Vivi Fernandes de Lima

Bom contador de histórias, Paulo também era especialista em tiradas, na maioria das vezes improvisadas. Pra não perder a piada, ele não aliviava nem a própria mãe, Sara. Quando ela reclamava que ele estava sumido, ele respondia:

– Sabe o que é Sara? Mãe é bom, mas dura muito…

E a conversa dos dois acabava às gargalhadas.

A morte, aliás, volta e meia era tema de suas piadas. Assim ele mostrava preocupação com a idade avançada da mãe:

– Sara, por favor, vê se não morre em dia de jogo do Botafogo.

Quando a cantora Shirley Horn faleceu, em 2005, a triste notícia acabou inspirando outra piada. Enquanto caminhávamos para um dos palcos do Tim Festival, o amigo Zé Nogueira lembrou que nenhum artista havia homenageado a cantora, que havia morrido naquele ano. Paulo, que adorava a artista jazzista, não se apertou para dar rapidamente uma solução e ainda atingir a música eletrônica, que ele odiava:

– Ainda está em tempo. Podíamos pedir duas horas de silêncio no palco de música eletrônica…

As origens do Comendador

Cláudio Jorge

Everaldo de Barros, meu pai, e Paulo Medeiros, pai do Paulinho Albuquerque, eram muito amigos e constantemente estavam reunidos para festas e encontros,  muitas das vezes na casa do Paulo Medeiros.

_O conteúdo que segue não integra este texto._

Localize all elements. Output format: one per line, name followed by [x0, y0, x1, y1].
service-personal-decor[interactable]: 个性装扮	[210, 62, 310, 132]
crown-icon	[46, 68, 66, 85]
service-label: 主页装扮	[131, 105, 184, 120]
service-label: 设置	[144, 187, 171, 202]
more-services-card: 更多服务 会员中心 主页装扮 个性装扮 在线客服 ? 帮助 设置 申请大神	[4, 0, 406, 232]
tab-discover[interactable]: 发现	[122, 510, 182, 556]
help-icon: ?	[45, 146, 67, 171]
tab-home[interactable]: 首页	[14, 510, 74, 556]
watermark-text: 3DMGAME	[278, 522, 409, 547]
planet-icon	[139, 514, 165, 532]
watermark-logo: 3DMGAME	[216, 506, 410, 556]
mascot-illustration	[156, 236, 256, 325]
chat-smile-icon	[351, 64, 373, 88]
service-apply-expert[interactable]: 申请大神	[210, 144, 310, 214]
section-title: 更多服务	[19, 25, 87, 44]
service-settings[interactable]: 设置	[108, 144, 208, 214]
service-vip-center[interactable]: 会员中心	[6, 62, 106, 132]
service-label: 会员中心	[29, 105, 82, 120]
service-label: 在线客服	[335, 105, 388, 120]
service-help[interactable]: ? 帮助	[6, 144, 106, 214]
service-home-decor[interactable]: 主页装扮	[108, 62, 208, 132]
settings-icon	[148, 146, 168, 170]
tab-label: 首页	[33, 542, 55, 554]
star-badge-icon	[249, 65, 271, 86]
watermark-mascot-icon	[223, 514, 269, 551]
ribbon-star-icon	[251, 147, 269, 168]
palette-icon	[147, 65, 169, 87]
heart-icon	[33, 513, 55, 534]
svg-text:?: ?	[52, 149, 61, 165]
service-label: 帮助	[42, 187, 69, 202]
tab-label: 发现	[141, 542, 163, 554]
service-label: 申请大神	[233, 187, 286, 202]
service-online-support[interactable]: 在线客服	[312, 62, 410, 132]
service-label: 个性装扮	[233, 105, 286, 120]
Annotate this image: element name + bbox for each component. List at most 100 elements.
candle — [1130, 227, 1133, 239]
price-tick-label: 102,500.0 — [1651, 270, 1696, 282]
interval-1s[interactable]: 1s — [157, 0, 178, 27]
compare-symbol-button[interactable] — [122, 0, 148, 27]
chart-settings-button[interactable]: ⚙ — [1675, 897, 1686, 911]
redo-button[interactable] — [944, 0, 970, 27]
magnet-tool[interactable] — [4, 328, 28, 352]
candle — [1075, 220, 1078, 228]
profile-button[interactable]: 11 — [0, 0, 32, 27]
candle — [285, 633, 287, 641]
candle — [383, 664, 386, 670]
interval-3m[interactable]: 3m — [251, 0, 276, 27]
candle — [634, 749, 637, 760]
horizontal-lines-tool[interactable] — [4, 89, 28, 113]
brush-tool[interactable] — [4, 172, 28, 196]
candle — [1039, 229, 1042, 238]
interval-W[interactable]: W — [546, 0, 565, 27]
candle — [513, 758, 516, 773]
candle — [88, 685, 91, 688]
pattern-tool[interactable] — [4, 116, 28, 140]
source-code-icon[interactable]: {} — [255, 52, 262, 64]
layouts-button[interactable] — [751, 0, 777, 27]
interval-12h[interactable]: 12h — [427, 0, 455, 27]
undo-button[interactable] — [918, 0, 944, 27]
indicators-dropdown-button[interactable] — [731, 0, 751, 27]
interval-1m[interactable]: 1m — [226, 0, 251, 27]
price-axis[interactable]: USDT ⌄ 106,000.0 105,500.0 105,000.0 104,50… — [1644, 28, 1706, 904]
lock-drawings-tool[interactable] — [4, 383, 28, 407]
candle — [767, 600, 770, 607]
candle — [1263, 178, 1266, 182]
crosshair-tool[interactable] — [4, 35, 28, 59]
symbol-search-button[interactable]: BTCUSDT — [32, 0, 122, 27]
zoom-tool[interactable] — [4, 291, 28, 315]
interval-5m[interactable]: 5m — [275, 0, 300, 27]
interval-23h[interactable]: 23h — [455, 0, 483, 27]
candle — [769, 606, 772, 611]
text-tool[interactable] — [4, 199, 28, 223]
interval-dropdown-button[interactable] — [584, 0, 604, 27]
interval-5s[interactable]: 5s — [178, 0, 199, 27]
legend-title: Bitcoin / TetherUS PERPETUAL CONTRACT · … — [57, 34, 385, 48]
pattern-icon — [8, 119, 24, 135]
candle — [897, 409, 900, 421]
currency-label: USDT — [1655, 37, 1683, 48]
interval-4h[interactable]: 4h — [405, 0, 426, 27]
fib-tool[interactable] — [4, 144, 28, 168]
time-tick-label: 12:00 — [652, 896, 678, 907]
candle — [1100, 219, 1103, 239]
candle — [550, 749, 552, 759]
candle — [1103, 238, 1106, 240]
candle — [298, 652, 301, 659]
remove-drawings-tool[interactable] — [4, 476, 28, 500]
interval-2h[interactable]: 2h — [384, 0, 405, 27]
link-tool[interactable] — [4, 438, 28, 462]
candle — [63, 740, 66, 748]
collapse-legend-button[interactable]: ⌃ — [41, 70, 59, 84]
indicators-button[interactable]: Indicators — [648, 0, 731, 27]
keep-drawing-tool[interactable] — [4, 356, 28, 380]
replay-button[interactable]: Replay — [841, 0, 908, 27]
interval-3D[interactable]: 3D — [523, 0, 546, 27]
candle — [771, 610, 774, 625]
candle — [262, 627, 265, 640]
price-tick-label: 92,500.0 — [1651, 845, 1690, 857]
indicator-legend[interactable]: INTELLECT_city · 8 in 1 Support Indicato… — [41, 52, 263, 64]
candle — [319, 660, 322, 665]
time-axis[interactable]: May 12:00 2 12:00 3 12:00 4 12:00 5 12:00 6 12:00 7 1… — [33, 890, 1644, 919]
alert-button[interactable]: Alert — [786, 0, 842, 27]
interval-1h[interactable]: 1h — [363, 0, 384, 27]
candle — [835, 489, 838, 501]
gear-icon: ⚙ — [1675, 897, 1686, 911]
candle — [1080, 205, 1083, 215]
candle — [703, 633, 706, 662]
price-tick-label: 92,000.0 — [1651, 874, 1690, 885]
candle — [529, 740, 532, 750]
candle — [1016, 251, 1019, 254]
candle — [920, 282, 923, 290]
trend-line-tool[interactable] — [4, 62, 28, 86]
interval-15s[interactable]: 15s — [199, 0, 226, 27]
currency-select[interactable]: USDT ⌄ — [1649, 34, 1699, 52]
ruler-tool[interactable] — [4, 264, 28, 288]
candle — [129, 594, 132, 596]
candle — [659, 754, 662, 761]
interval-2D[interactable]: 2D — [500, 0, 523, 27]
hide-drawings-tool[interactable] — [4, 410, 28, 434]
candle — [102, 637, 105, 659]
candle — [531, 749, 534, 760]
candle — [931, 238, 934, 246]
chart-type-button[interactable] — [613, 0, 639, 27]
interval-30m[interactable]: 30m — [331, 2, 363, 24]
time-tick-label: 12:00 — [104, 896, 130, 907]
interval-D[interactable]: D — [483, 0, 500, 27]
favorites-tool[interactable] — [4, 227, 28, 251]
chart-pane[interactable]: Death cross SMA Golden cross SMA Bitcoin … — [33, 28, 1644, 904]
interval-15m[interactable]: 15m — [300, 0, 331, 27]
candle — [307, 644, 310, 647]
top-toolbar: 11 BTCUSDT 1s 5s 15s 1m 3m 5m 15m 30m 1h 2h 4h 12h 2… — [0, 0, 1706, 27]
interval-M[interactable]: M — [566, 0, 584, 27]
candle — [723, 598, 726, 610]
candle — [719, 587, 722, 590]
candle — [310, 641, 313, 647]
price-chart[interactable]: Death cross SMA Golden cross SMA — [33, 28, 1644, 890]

Na foto, da esquerda pra direita, vemos Everaldo de Barros, Paulo Medeiros, Linda Batista, Dircinha Batista,  Lupicínio Rodrigues, a mãe das irmãs Batista, Aracy de Almeida, Sara (mãe do Comendador Albuquerque) e o jornalista Quintanilha.

Essa turma era da pesada. O Paulinho me disse que a Sara, lembrando dessa época, contou que, numa noite, já era muito tarde e ninguém ia embora. Todo mundo cantando, bebendo e ela reclamando. Meu pai pegou ela pelo braço e veio conversando, andando pelo apartamento. Veio andando, chegou até a porta de entrada, abriu e colocou a Sara do lado de fora. É mole?